When negotiators on the highway and mass transit bill formally convened Wednesday, it took only a few minutes for them to cut their first deal: Rep. Bill Shuster was named chairman of the conference committee.
The decision further cements the Pennsylvania Republican’s standing as one of the most prominent legislators of the year — and it raises the stakes for his performance in the next few weeks.
A new set of policies and payments for public works, six years overdue, is now tantalizingly close to becoming one of the biggest achievements in the first year of the 114th Congress. Shuster made clear at the conferees’ opening session he will press hard for an agreement soon after next week’s holiday recess.
“So, staff on both sides of the aisle, happy Thanksgiving,” he said.
It’s a moment he’s been preparing for throughout his three years at the helm of the House Transportation and Infrastructure panel. But he began his schooling for this time as a boy, aided by the example and perhaps the genetics of his father. The 54-year-old Shuster appears to be the first House member since before the Civil War to wield the same committee gavel as a parent. But the politics of public works have changed so fundamentally in recent years that it’s hardly fair to compare the current chairman with his familial predecessor.
Both have ardently advocated for generous spending on more roads, bridges, tracks and tarmacs as an engine of economic development and job creation. Bud Shuster, now 83 and gone from the Hill for 14 years, was able to achieve his goals in the 1990s because government coffers were relatively full and earmarking was the accepted grease of legislative life.
But Bill Shuster is chairman at a time when parochial pet projects are verboten, transportation accounts are tapped out and his fellow Republicans have been loath to raise fresh revenue for replenishment.
The Highway Trust Fund, the government’s principal kitty for construction, is effectively empty as a consequence of GOP intransigence about increasing the federal excise taxes on gasoline. It was last raised in 1993, just before the elder Shuster started his chairmanship.
Nonetheless, two weeks ago the younger Shuster won 363 votes for his transportation measure — after three-dozen amendment roll calls over three days, the first test for the more open legislative process promised by new Speaker Paul D. Ryan, Shuster’s occasional workout companion in the members’ gym.

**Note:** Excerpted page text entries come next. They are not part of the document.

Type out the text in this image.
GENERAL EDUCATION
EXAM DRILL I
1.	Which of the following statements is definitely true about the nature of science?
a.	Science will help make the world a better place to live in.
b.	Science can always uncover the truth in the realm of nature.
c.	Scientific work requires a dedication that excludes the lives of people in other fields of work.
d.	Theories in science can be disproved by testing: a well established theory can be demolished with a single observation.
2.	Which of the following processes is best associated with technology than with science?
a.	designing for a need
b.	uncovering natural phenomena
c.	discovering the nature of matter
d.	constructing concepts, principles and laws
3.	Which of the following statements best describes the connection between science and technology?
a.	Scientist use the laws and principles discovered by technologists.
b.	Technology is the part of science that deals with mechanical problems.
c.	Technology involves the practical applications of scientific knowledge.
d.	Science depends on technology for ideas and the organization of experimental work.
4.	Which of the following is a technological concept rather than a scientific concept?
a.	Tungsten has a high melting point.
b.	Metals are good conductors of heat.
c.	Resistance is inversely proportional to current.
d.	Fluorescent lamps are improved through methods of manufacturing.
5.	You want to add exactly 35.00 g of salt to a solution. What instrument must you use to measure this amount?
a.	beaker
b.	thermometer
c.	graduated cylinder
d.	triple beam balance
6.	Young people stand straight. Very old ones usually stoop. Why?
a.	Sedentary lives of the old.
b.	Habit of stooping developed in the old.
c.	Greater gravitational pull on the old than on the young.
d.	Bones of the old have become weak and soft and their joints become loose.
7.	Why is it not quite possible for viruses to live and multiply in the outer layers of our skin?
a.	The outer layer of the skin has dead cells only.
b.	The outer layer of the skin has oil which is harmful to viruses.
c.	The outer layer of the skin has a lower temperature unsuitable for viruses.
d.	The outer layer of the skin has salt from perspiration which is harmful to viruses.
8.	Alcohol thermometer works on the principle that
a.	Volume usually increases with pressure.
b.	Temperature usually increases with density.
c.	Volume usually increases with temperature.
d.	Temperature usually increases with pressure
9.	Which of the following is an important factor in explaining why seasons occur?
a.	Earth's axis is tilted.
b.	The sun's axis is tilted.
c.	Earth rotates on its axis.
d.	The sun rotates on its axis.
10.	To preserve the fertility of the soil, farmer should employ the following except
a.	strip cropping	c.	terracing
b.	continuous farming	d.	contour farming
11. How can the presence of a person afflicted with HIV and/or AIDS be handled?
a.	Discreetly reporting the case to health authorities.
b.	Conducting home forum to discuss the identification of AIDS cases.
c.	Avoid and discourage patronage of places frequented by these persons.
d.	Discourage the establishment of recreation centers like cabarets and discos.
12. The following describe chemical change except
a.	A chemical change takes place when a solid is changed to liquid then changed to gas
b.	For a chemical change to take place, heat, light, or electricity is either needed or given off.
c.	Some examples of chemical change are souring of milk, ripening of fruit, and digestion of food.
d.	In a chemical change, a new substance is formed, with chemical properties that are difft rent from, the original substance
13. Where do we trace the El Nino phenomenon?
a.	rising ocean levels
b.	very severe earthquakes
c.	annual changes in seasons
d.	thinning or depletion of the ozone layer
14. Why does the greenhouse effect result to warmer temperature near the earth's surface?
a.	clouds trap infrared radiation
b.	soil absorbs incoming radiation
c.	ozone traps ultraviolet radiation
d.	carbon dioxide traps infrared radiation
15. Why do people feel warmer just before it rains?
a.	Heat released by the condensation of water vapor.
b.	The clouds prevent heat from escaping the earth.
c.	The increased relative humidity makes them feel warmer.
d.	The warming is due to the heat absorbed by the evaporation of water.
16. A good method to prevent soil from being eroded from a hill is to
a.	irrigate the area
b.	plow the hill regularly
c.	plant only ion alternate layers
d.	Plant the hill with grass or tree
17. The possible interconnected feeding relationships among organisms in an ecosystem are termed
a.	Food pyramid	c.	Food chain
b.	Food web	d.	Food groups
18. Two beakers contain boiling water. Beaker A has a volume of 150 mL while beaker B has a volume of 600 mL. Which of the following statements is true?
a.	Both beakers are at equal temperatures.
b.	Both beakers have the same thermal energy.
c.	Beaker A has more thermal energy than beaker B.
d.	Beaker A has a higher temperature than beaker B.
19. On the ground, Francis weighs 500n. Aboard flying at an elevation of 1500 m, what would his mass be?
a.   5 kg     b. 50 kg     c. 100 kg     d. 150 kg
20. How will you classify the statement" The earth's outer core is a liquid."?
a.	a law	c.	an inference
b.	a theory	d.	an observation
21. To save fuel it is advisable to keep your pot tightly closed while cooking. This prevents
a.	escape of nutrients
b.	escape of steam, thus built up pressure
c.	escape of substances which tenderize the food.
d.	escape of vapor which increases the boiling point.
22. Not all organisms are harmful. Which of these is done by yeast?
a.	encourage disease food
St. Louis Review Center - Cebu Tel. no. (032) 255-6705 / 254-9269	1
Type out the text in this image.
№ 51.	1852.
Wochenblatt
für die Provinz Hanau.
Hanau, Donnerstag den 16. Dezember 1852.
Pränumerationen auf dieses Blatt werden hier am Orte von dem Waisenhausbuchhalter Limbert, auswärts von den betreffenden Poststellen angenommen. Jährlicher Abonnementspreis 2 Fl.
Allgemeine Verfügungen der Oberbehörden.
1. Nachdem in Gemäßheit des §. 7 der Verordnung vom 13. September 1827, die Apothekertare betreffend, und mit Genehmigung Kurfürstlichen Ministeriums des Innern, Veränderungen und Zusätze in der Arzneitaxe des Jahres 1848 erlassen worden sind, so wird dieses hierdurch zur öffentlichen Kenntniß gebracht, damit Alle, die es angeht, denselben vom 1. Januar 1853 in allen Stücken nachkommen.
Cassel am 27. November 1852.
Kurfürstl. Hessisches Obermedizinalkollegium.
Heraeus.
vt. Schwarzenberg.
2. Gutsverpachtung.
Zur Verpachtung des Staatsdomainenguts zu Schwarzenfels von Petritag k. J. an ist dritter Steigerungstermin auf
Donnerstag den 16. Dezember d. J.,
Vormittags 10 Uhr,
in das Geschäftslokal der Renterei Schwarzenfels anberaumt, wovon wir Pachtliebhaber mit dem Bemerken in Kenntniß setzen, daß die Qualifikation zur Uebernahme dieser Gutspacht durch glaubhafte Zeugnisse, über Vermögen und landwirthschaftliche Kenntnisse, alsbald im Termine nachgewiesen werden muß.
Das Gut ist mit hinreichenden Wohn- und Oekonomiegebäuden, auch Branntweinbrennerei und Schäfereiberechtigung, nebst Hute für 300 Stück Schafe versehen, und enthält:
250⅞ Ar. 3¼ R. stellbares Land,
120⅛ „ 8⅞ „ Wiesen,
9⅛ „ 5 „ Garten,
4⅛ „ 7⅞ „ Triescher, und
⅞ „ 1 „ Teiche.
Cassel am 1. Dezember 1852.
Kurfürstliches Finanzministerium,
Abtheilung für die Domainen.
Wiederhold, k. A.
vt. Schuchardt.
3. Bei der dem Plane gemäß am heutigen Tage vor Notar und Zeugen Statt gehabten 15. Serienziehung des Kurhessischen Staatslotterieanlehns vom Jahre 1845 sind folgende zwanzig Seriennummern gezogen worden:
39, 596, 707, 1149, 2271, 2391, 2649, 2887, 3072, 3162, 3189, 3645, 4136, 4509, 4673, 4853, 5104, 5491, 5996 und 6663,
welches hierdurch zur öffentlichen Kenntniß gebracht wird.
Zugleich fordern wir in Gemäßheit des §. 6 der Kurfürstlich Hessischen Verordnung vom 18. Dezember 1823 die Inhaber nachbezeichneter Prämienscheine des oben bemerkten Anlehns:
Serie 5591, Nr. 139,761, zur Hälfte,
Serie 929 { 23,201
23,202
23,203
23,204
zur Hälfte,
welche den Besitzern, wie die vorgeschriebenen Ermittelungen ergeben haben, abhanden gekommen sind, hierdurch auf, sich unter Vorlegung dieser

The bill would authorize projects and set policies for the next six years but maintain status-quo levels of transportation spending for only half that time. And much of that money would come from a hodgepodge of sources derided by the measure’s critics as accounting gimmicks — shifting $59 billion on paper to the Treasury from the Federal Reserve, for example, and counting on super-high oil prices to generate $9 billion from selling part of the Strategic Petroleum Reserve.
If the conferees can hatch an agreement that gets through Congress and wins President Barack Obama’s signature, Shuster would secure a legislative trophy that was arguably much tougher to win than any of those brought home by his father.

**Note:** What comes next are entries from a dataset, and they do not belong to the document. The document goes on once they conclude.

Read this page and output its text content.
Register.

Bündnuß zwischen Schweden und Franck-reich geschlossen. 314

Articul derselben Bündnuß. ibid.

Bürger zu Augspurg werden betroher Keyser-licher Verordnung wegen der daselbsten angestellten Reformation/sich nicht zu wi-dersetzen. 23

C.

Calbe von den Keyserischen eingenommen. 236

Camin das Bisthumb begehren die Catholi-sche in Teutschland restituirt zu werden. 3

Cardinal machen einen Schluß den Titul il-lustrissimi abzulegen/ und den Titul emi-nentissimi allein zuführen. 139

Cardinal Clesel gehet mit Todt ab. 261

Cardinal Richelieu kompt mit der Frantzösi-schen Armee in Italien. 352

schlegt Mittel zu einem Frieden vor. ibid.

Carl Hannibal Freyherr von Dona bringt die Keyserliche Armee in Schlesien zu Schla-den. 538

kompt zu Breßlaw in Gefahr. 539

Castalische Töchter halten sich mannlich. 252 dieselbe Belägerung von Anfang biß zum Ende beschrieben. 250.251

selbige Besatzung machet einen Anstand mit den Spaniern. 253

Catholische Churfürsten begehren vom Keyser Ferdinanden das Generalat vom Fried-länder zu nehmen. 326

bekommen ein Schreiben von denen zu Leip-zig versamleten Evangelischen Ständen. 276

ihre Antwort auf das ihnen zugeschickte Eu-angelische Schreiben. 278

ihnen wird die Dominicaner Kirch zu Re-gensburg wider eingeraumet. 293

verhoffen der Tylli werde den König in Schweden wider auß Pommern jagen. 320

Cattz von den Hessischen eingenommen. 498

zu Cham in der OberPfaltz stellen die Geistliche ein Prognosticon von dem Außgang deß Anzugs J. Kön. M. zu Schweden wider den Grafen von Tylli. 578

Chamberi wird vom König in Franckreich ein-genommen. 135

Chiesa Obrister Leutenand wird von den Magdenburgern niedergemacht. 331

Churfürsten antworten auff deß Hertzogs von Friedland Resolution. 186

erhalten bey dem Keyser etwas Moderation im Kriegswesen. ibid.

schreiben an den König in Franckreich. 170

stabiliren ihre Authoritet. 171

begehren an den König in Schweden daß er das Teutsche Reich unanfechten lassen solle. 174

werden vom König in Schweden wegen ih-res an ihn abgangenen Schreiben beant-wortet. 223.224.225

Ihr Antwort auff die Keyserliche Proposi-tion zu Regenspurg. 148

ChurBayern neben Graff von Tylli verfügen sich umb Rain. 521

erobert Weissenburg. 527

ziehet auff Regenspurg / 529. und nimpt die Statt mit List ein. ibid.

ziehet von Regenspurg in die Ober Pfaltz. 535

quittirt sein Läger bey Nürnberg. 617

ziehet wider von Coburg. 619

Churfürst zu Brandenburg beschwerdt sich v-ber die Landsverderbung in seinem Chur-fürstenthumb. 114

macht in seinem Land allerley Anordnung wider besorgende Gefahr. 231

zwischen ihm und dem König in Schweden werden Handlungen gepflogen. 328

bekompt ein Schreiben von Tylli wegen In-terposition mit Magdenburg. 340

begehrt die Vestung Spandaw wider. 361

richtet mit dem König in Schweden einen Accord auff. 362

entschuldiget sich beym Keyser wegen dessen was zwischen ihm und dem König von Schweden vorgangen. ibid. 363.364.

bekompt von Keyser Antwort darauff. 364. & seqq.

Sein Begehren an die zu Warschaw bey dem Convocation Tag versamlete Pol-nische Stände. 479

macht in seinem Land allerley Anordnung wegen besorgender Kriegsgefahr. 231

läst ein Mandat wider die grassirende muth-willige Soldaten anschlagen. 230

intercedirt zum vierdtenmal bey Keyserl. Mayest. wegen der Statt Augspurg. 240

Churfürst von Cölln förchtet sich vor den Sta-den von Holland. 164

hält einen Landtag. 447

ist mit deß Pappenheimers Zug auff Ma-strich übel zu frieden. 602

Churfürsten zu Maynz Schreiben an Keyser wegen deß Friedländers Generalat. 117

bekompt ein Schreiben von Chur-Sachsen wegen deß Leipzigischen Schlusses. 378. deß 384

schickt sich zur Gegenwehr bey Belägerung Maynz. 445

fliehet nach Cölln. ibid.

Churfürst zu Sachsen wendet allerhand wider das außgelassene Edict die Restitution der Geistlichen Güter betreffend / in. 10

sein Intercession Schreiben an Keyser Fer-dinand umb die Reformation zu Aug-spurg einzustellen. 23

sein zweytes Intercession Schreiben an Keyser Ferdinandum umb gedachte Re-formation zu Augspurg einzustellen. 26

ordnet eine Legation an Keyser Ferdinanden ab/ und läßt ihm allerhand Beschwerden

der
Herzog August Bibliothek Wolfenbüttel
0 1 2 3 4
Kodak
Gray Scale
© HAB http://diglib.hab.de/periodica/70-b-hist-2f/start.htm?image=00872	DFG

Dubbed the “King of Asphalt,” Bud Shuster stands as one of the great committee barons of modern times, who succeeded in stuffing so many earmarks into his bills that they routinely passed by lopsided bipartisan margins, sometimes even over the objections of GOP leaders. (His power was so complete that he not only succeeded in getting a new interstate built through his rural district, but also got the road named in his honor and decreed it would be dubbed I-99 — in total disregard for the numbering convention for those highways.)
Shuster the younger has amassed insider powers in other ways: helping leadership as a deputy whip, recruiting candidates for the National Republican Congressional Committee and raising plenty of money for others as well as for himself. (As evidence he’s fond of all forms of transportation, he hosts a fundraiser every summer at the Saratoga thoroughbred race track in upstate New York.)
“I can say this with more authority than anyone today,” the son quipped to The Washington Post in 2014, “This is not my father’s Congress.”
Both Shusters were political neophytes before coming to the Hill. Bud was a computer salesman and electronics entrepreneur until taking his seat in the House (and on the public works panel) days after Bill’s 12th birthday. After college Bill worked for a pair of tire companies before opening a Chrysler dealership. The father resigned in 2001, early in his 15th term, amid a lingering ethics probe into the married congressman’s relationship with a former aide-turned-lobbyist with business before his committee. The son survived complaints about nepotism and won the special election to replace him, with 52 percent.
He hasn’t had a tough time holding his seat in general elections since. But his combination of public works pragmatism and social conservatism (he’s solidly in favor of gun rights and opposed to abortion rights) hasn’t been sufficient to hold off a few dogged primary challenges. The most recent was in 2014, when he aired almost $700,000 in TV spots but prevailed with only 53 percent against Art Halvorson, a retired Coast Guard official who campaigned on both anti-incumbent and tea party themes.
In one more sign of filial similarity, soon after Shuster’s divorce last year he revealed he was dating a transportation lobbyist, Shelley Rubino of Airlines for America. But while the father’s lobbyist friend Ann Eppard sought to keep their dealings secret, both halves of the younger couple have publicly discussed their consultations with lawyers to assure they’re maintaining proper conflict-of-interest boundaries.